"In the Long Run We Are All Dead"?
John Maynard Keynes’s famous line can mean a lot of things, but one possible interpretation is that it’s not enough to have a vision for the long-run; you also have to be able to persuade others to adapt it in the short run.
If your vision is so ambitious and so counter-cultural that it leads to your becoming an enemy of the state it won’t do you much good. In short, whether you are a philosopher, mathematician, economist, epidemiologist, scholar etc.—you can’t only be accountable to the truth; you also have to play “politics.”
In business terms, this means you can’t only have a great product that future generations will love; you need something that customers want today (even if or when customers want stupid or destructive things). The corollary of “in the long run we are all dead” is the populist adage, “the customer is always right.”
A Moses who gives the Law but is rejected for it is a failure of rhetoric. An Aaron who makes a golden calf because that’s what the people want is a failure of truth. Both are failures of leadership.

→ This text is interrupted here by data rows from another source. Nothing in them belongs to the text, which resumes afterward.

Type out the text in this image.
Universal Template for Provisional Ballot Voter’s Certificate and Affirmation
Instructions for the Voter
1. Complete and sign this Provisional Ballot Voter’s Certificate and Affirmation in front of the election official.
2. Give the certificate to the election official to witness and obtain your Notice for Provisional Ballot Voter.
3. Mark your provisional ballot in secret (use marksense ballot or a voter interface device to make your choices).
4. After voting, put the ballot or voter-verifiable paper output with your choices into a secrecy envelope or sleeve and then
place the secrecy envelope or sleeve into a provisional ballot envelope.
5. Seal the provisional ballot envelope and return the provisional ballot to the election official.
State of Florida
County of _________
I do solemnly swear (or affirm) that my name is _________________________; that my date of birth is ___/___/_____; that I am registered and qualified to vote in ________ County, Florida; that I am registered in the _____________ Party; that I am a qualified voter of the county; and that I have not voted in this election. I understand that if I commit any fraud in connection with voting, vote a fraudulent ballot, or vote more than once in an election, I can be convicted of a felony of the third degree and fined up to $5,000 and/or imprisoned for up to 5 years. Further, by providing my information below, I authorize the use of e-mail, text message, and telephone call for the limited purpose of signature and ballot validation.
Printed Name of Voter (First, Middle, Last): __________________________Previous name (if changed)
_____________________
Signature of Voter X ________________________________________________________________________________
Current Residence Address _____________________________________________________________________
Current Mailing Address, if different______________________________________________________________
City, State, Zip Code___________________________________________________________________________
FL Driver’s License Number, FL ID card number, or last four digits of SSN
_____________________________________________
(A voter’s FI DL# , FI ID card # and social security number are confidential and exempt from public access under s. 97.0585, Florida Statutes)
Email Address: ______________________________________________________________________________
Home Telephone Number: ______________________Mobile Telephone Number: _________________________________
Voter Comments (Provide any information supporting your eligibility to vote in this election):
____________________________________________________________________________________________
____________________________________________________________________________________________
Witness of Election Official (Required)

Too much emphasis on truth and you can’t survive to implement it, or worse, the implementation has worse results than if you did nothing. Too much emphasis on rhetoric, on sales and marketing, and you end up a slave to vanity metrics, serving the present moment until you look down and realize you and the all customers you’ve “served” are lemmings that have run off a cliff.
Given these archetypal tradeoffs, where do you position yourself? How much truth will you sacrifice for short-term acceptance? How much political success will you sacrifice to maintain your vision for the long-run?